The Adjustments are presented on two levels. At the very basic level are three sliders for White Balance, Exposure and Contrast, with Auto options on White Balance and Exposure. When you drill down, White Balance may be controlled with sliders for Temperature and Tint. Exposure also has sliders to adjust Highlights and Shadows. Contrast offers controls for Clarity and Vibrance.
Going for a “clean” look, Adobe eschewed labels or indicators. So the sliders have no indication of where the zero point is or what effect moving them to the right or left will produce.

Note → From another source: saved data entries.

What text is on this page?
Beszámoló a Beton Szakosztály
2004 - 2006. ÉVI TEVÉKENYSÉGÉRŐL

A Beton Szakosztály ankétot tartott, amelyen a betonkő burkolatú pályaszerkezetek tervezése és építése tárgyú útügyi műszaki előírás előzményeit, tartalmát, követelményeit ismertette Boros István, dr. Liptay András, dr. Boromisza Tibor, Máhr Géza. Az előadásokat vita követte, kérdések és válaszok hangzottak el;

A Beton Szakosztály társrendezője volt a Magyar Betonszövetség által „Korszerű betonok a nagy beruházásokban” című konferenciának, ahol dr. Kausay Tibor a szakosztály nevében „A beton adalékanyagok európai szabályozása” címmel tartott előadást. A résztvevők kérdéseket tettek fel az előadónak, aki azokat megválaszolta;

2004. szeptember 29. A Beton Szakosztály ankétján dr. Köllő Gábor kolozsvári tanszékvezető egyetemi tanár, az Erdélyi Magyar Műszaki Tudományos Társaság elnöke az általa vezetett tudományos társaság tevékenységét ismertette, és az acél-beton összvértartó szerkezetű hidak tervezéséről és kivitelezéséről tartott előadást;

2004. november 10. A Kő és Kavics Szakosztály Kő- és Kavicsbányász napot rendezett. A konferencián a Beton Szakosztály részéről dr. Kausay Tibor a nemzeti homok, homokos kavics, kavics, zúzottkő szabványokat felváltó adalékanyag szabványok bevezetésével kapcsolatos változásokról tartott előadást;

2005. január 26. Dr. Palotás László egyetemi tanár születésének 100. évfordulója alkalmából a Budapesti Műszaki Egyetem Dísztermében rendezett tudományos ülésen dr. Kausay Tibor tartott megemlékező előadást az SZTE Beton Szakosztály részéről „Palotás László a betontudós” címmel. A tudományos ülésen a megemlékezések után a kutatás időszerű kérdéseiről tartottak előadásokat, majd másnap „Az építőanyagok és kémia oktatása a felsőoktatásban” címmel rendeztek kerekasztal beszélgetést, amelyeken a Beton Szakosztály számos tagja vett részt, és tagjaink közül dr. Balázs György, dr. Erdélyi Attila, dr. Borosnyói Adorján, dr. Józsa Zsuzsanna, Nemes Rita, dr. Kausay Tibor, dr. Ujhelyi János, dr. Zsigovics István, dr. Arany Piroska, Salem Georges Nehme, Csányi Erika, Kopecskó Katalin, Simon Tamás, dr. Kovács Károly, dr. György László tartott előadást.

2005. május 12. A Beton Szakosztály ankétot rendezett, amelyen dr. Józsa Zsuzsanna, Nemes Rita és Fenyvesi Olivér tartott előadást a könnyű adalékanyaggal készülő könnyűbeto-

For instance, in White Balance, you need to push the slider to the right or left to determine where the warmer or cooler colors are located.
Crop and Rotate is a new version of this popular command for Adobe and a more intelligent one that we expect to see in their other products. You can move the picture within the selection rectangle without affecting the non-obscuring crop box. The auto rotate fills in corners.
Adobe hits all the right buttons for Carousel to become a very popular service, although the price might give many users pause. In addition, with all those high resolution images being sent through your connections, some users’ data plans might quickly reach their limits. This could make the total cost of using Carousel an important consideration for many people. On the other hand, mobile phone companies would be smart to offer Adobe Carousel at a discount or even free to their subscribers, given the payback the companies could expect on increased phone bills.
You can download a trial version of Carousel for a 30-day complimentary subscription.
Until January, 2011, Adobe is offering an introductory price of $59.99/year or $5.99/month. An account includes unlimited numbers of photos, five photo carousels, and the ability to install Carousel on as many of your devices as you wish. If you subscribe at the introductory price, Adobe promises that you’ll be able to renew at that same price for two years. Also, subscribers receive automatic updates.
After the introductory period is over, the full price will be $99.99/year or $9.99/month.
Adobe assured us that when the Windows and Android versions become available in early 2012, a similar introductory price should be offered again.